Bitcoin’s consensus rules have long relied on the reference client implementation (“code as specification”), but its side effects, concurrency, and legacy design impede formal verification and risk consensus forks. This paper introduces Hornet—the first compact, executable, purely formal consensus specification for Bitcoin. We design Hornet, a domain-specific language (DSL) enabling declarative, unambiguous modeling of consensus rules; adopt a layered architecture with optimized data structures to achieve mainnet synchronization in hours on a single thread; and support cross-version validation, consistency checking across client implementations, formal reasoning, automated consensus code generation, and AI-driven adversarial testing. The implemented Hornet Node achieves production-grade robustness and correctness. By providing a machine-verifiable, implementation-agnostic foundation, Hornet advances decentralized governance and interoperability among heterogeneous Bitcoin clients.

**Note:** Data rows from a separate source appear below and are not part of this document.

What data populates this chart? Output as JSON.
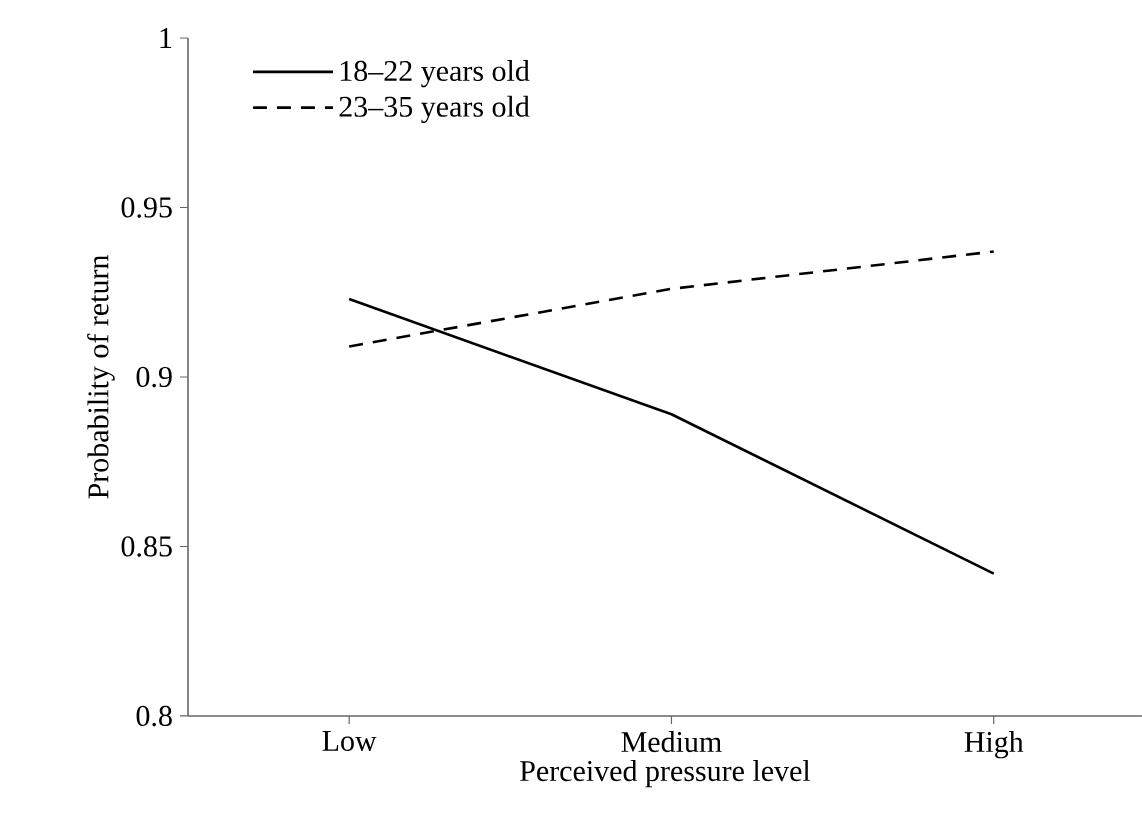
{
  "chart_data": {
    "type": "line",
    "xlabel": "Perceived pressure level",
    "ylabel": "Probability of return",
    "categories": [
      "Low",
      "Medium",
      "High"
    ],
    "series": [
      {
        "name": "18–22 years old",
        "color": "#000000",
        "line_style": "solid",
        "values": [
          0.923,
          0.889,
          0.842
        ]
      },
      {
        "name": "23–35 years old",
        "color": "#000000",
        "line_style": "dashed",
        "values": [
          0.909,
          0.926,
          0.937
        ]
      }
    ],
    "ylim": [
      0.8,
      1
    ],
    "yticks": [
      0.8,
      0.85,
      0.9,
      0.95,
      1
    ],
    "grid": false,
    "legend": "top left",
    "marker": "none"
  }
}
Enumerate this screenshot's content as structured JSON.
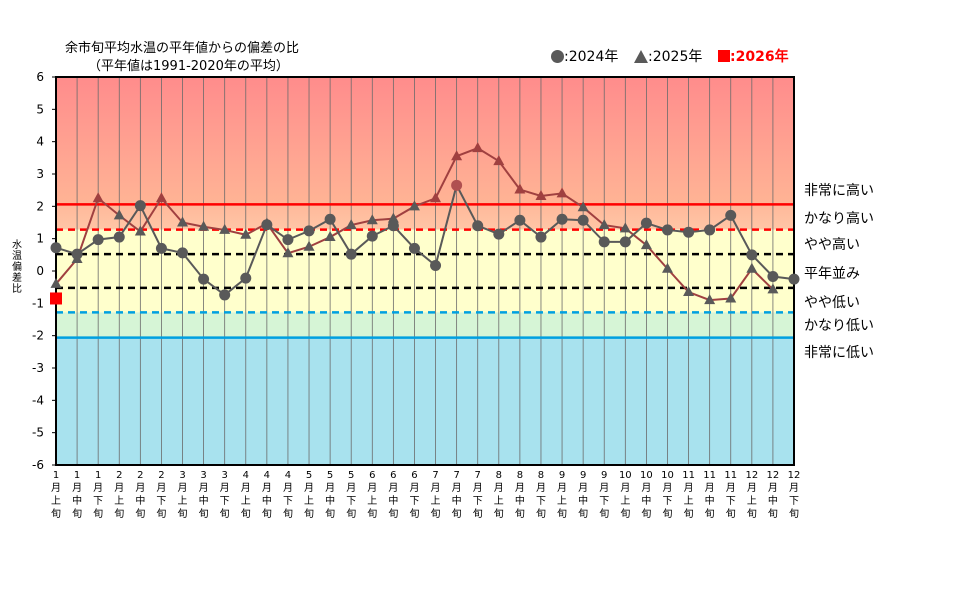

Bitcoin's consensus rules are encoded in the implementation of its reference client: "The code is the spec." Yet this code is unsuitable for formal verification due to side effects, mutable state, concurrency, and legacy design. A standalone formal specification would enable verification both across versions of the reference client and against new client implementations, strengthening decentralization by reducing the risk of consensus-splitting bugs. Yet such a specification has long been considered intractable given the complexity of Bitcoin's consensus logic. We demonstrate a compact, executable, declarative C++ specification of Bitcoin consensus rules that syncs mainnet to tip in a few hours on a single thread. We also introduce the Hornet Domain-Specific Language (DSL) specifically designed to encode these rules unambiguously for execution, enabling formal reasoning, consensus code generation, and AI-driven adversarial testing. Our spec-driven client Hornet Node offers a modern and modular complement to the reference client. Its clear, idiomatic style makes it suitable for education, while its performance makes it ideal for experimentation. We highlight architectural contributions such as its layered design, efficient data structures, and strong separation of concerns, supported by production-quality code examples. We argue that Hornet Node and Hornet DSL together provide the first credible path toward a pure, formal, executable specification of Bitcoin consensus.